First Setup: leave indexes and pkey in place.
INSERT: 6 minutes, 5 seconds
COPY: 3 minutes, 11 seconds.
Second Setup: drop/recreate indexes, don’t touch pkey
When timed it took 1 second to drop indexes and 13 seconds to rebuild them. I have added that overhead into these numbers.
INSERT: 3 minutes, 19 seconds
COPY: 1 minute, 5 seconds
Third Setup: drop/recreate indexes and pkey
When timed it took 1 second to drop indexes and 15 seconds to rebuild them (includes pkey). I have added that overhead into these numbers.
INSERT: 2 minutes, 49 seconds
COPY: 21 seconds
With that final setup, dropping/recreating all indexes and using the COPY command, I was able to load 600k records in 21 seconds. That includes the drop/recreate overhead. The actual COPY command only took 5 seconds.
General notes related to the tests done above:
- The COPY command is magical. It completely blows away INSERT for bulk load performance.
- Dropping and recreating indexes is far faster than leaving indexes in place and forcing thousands or millions of individual updates to them.
- Do a VACUUM ANALYZE before and after bulk loading data to be safe. If you dropped indexes be sure to recreate them before doing the ANALYZE.

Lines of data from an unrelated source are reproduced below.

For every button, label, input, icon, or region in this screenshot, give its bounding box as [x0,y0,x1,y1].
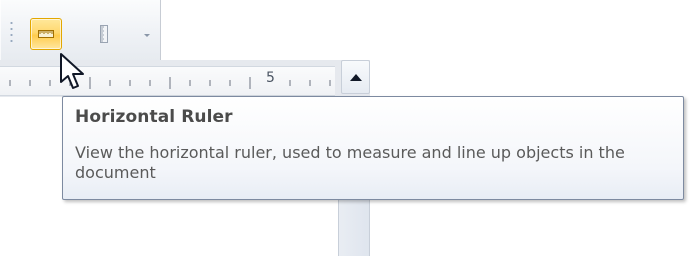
horizontal-ruler-button[interactable] [30,18,62,50]
horizontal-ruler-icon [38,30,54,38]
tooltip: Horizontal Ruler View the horizontal rul… [62,96,684,200]
quick-access-toolbar [0,0,161,60]
tooltip-title: Horizontal Ruler [75,107,233,127]
scroll-up-icon [350,74,362,81]
chevron-down-icon[interactable] [140,28,154,42]
ruler-ticks [9,77,331,89]
scroll-up-button[interactable] [341,60,370,94]
vertical-ruler-icon [100,25,108,43]
ruler-number-label: 5 [266,70,275,86]
toolbar-grip[interactable] [10,20,13,46]
tooltip-body: View the horizontal ruler, used to measu… [75,143,625,182]
mouse-cursor-icon [60,53,84,89]
ruler-bar: 5 [0,60,370,98]
vertical-ruler-button[interactable] [88,18,120,50]
horizontal-ruler[interactable]: 5 [0,66,335,96]
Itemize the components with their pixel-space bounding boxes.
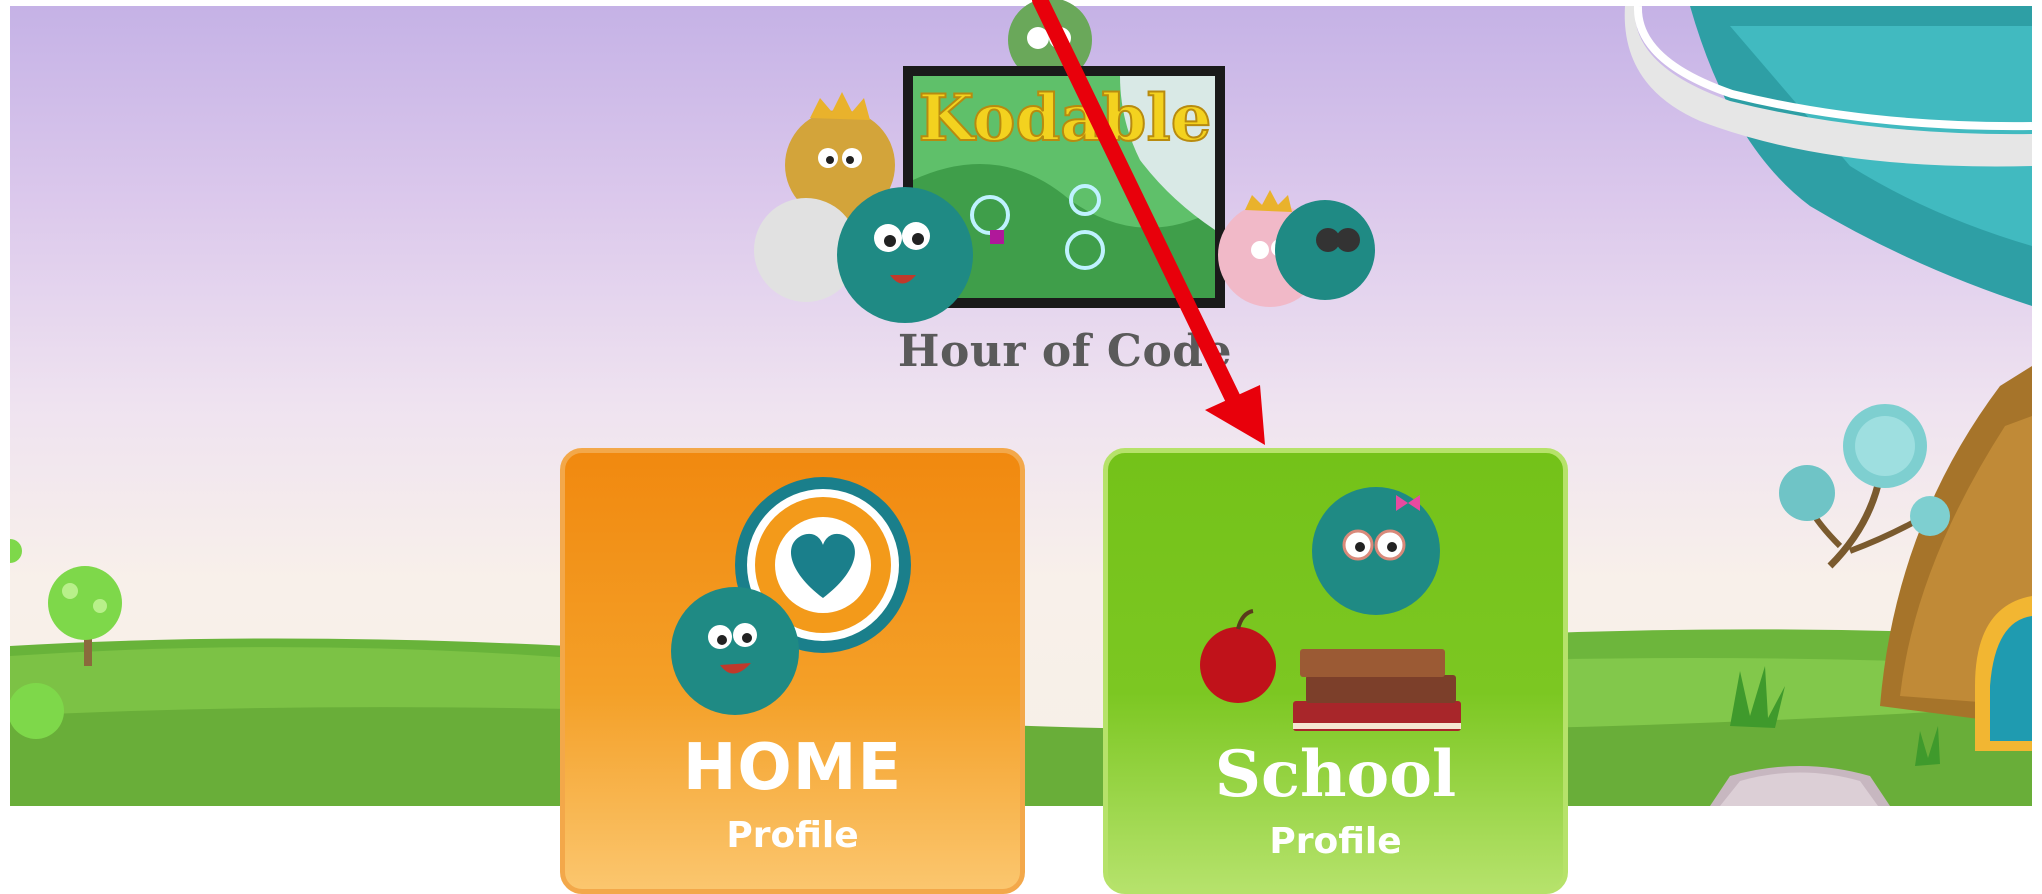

- If you don’t think the speed improvement shown is significant keep in mind we are working with a narrow 6 column table, with just 3 indexes, and not very much data. The savings found by dropping and recreating indexes becomes enormous as your table height and width increases and/or your number of indexes goes up. Similarly if you are only working with thousands or low tens of thousands of rows you can just do whatever is easiest since the size is so trivial.

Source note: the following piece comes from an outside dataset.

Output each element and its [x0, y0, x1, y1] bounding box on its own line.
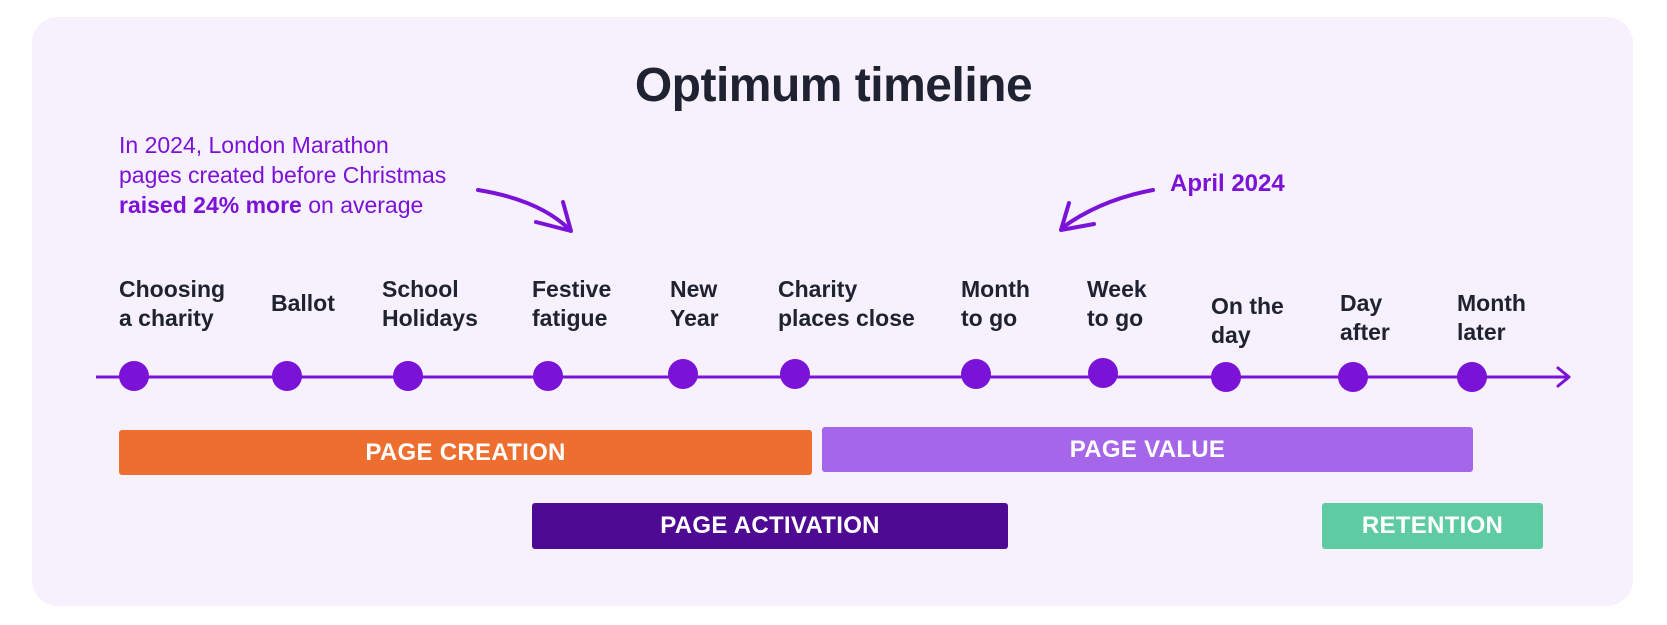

Some other notes worth mentioning:
- The same rules apply for updates. ALL indexes slow down updates, not just the ones on the column you are updating so if you need to update an entire table dropping and recreating the indexes will provide a massive speed increase.

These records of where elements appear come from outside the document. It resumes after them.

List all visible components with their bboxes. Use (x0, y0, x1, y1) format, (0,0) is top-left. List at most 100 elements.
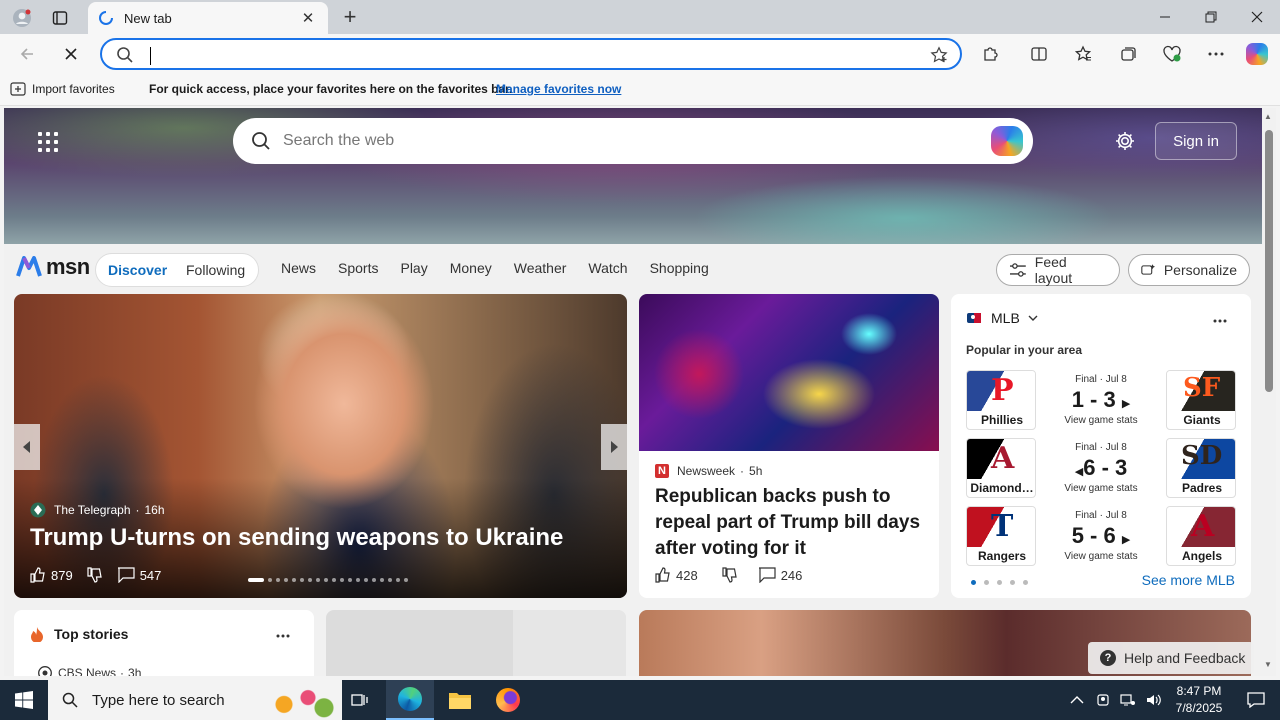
team-diamondbacks[interactable]: A Diamond… (966, 438, 1036, 498)
app-launcher-button[interactable] (34, 128, 62, 156)
gear-icon (1116, 132, 1134, 150)
page-settings-button[interactable] (1114, 130, 1136, 157)
view-game-stats-link[interactable]: View game stats (1044, 483, 1158, 494)
team-padres[interactable]: SD Padres (1166, 438, 1236, 498)
split-screen-button[interactable] (1024, 40, 1054, 68)
carousel-prev-button[interactable] (14, 424, 40, 470)
nav-shopping[interactable]: Shopping (650, 260, 709, 276)
score-value: 1 - 3 ▶ (1071, 387, 1131, 412)
import-favorites-button[interactable]: Import favorites (10, 82, 115, 96)
story-headline[interactable]: Trump U-turns on sending weapons to Ukra… (30, 524, 563, 552)
team-angels[interactable]: A Angels (1166, 506, 1236, 566)
view-game-stats-link[interactable]: View game stats (1044, 551, 1158, 562)
minimize-button[interactable] (1142, 0, 1188, 34)
nav-news[interactable]: News (281, 260, 316, 276)
favorites-button[interactable] (1068, 40, 1098, 68)
search-placeholder: Search the web (283, 132, 395, 149)
dislike-button[interactable] (722, 567, 738, 583)
taskbar-clock[interactable]: 8:47 PM 7/8/2025 (1168, 683, 1230, 717)
web-search-box[interactable]: Search the web (233, 118, 1033, 164)
like-button[interactable]: 879 (30, 567, 73, 583)
game-row[interactable]: A Diamond… Final · Jul 8 ◀6 - 3 View gam… (966, 438, 1236, 498)
collections-icon (1121, 47, 1136, 61)
sign-in-button[interactable]: Sign in (1155, 122, 1237, 160)
game-row[interactable]: T Rangers Final · Jul 8 5 - 6 ▶ View gam… (966, 506, 1236, 566)
featured-story-card[interactable]: The Telegraph · 16h Trump U-turns on sen… (14, 294, 627, 598)
scroll-thumb[interactable] (1265, 130, 1273, 392)
chevron-up-icon[interactable] (1070, 695, 1084, 705)
msn-logo[interactable]: msn (16, 254, 90, 280)
view-game-stats-link[interactable]: View game stats (1044, 415, 1158, 426)
nav-watch[interactable]: Watch (588, 260, 627, 276)
comments-button[interactable]: 547 (117, 567, 161, 583)
extensions-button[interactable] (976, 40, 1006, 68)
help-feedback-button[interactable]: ? Help and Feedback (1088, 642, 1254, 674)
dislike-button[interactable] (87, 567, 103, 583)
copilot-icon[interactable] (991, 126, 1023, 156)
stop-loading-button[interactable] (56, 40, 86, 68)
tab-new-tab[interactable]: New tab ✕ (88, 2, 328, 34)
search-icon (62, 692, 78, 708)
task-view-button[interactable] (336, 680, 384, 720)
game-row[interactable]: P Phillies Final · Jul 8 1 - 3 ▶ View ga… (966, 370, 1236, 430)
favorites-bar: Import favorites For quick access, place… (0, 74, 1280, 106)
tab-strip: New tab ✕ + (0, 0, 1280, 34)
game-score: Final · Jul 8 1 - 3 ▶ View game stats (1044, 370, 1158, 426)
tab-discover[interactable]: Discover (108, 262, 167, 278)
team-phillies[interactable]: P Phillies (966, 370, 1036, 430)
address-bar[interactable] (100, 38, 962, 70)
tab-following[interactable]: Following (186, 262, 245, 278)
close-window-button[interactable] (1234, 0, 1280, 34)
favorite-star-icon[interactable] (930, 46, 948, 64)
carousel-next-button[interactable] (601, 424, 627, 470)
notifications-button[interactable] (1232, 680, 1280, 720)
story-headline[interactable]: Republican backs push to repeal part of … (655, 484, 930, 562)
nav-sports[interactable]: Sports (338, 260, 378, 276)
system-tray (1070, 680, 1162, 720)
game-status: Final · Jul 8 (1075, 510, 1127, 521)
page-scrollbar[interactable]: ▲ ▼ (1262, 108, 1276, 676)
start-button[interactable] (0, 680, 48, 720)
back-button[interactable] (12, 40, 42, 68)
scroll-down-icon[interactable]: ▼ (1264, 660, 1272, 669)
profile-button[interactable] (6, 4, 38, 32)
feed-layout-button[interactable]: Feed layout (996, 254, 1120, 286)
manage-favorites-link[interactable]: Manage favorites now (496, 82, 621, 96)
like-count: 428 (676, 567, 698, 583)
help-icon: ? (1100, 650, 1116, 666)
nav-weather[interactable]: Weather (514, 260, 567, 276)
mlb-dropdown[interactable]: MLB (967, 310, 1038, 326)
card-more-button[interactable] (1213, 310, 1227, 326)
copilot-button[interactable] (1242, 40, 1272, 68)
taskbar-search[interactable]: Type here to search (48, 680, 342, 720)
tab-close-icon[interactable]: ✕ (298, 9, 318, 27)
team-giants[interactable]: SF Giants (1166, 370, 1236, 430)
collections-button[interactable] (1113, 40, 1143, 68)
edge-taskbar-button[interactable] (386, 680, 434, 720)
network-icon[interactable] (1120, 693, 1136, 707)
firefox-button[interactable] (484, 680, 532, 720)
msn-nav-row: msn Discover Following News Sports Play … (4, 244, 1262, 294)
comments-button[interactable]: 246 (758, 567, 802, 583)
people-icon[interactable] (1096, 693, 1110, 707)
browser-essentials-button[interactable] (1157, 40, 1187, 68)
file-explorer-button[interactable] (436, 680, 484, 720)
restore-button[interactable] (1188, 0, 1234, 34)
like-button[interactable]: 428 (655, 567, 698, 583)
new-tab-button[interactable]: + (336, 4, 364, 30)
scroll-up-icon[interactable]: ▲ (1264, 112, 1272, 121)
tab-actions-button[interactable] (44, 4, 76, 32)
msn-wordmark: msn (46, 254, 90, 279)
news-story-card[interactable]: N Newsweek · 5h Republican backs push to… (639, 294, 939, 598)
settings-more-button[interactable] (1201, 40, 1231, 68)
more-dots-icon (1208, 52, 1224, 56)
card-more-button[interactable] (276, 626, 290, 641)
personalize-button[interactable]: Personalize (1128, 254, 1250, 286)
split-screen-icon (1031, 47, 1047, 61)
nav-money[interactable]: Money (450, 260, 492, 276)
team-rangers[interactable]: T Rangers (966, 506, 1036, 566)
nav-play[interactable]: Play (400, 260, 427, 276)
close-icon (65, 48, 77, 60)
volume-icon[interactable] (1146, 693, 1162, 707)
see-more-mlb-link[interactable]: See more MLB (1142, 572, 1235, 588)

- If you are doing a bulk update and using a field on the updated table for lookups you are generally better off dropping all indexes except the one on your lookup column. Say for each person in my people table I am looking up the specific person by id and setting their client_id. I would want to leave the index/pkey on the id column so those lookups were fast. You still pay a penalty at write time because the index/pkey must be updated but not having the index would mean a sequential scan is done on the entire table for each update.
- Though incredibly fast the COPY command is very picky about its input. It is an all or nothing operation and if there is even a slight issue with your data it will fail. You will want to VACUUM your table after a failed COPY to recover space. Thankfully if it does fail it prints out the exact line number and reason.
- When specifying a file for the COPY command you must use an absolute path and the file (and all directories in its path) must be accessible by the postgres user because it is the server that goes and reads the file not the client. I find it easiest to just toss my input files into /tmp.
- Consider partitioning your data to allow drop/add of indexes on certain partitions preventing an entire table from having awful read performance while data is being loaded. Partitioning is a whole separate topic but read the docs, be sure constraint_exclusion is on in your postgresql.conf, and be sure your check constraint is in the where clause of all queries if you take this route. Partitions and significant bulk data loading fit together really really well.
- Seriously read the PostgreSQL documentation on this stuff if you are bulk loading data. Aside from the additional SQL-level recommendations it covers the tuning options for your DB that can make a very significant difference.
Finally, you may find that expression index for full text searching in my people table above looks strange. I hope to do a post on indexing specifically that explains in detail. In my opinion tuning database indexes is a blast and made even greater by the amazing capabilities of PostgreSQL.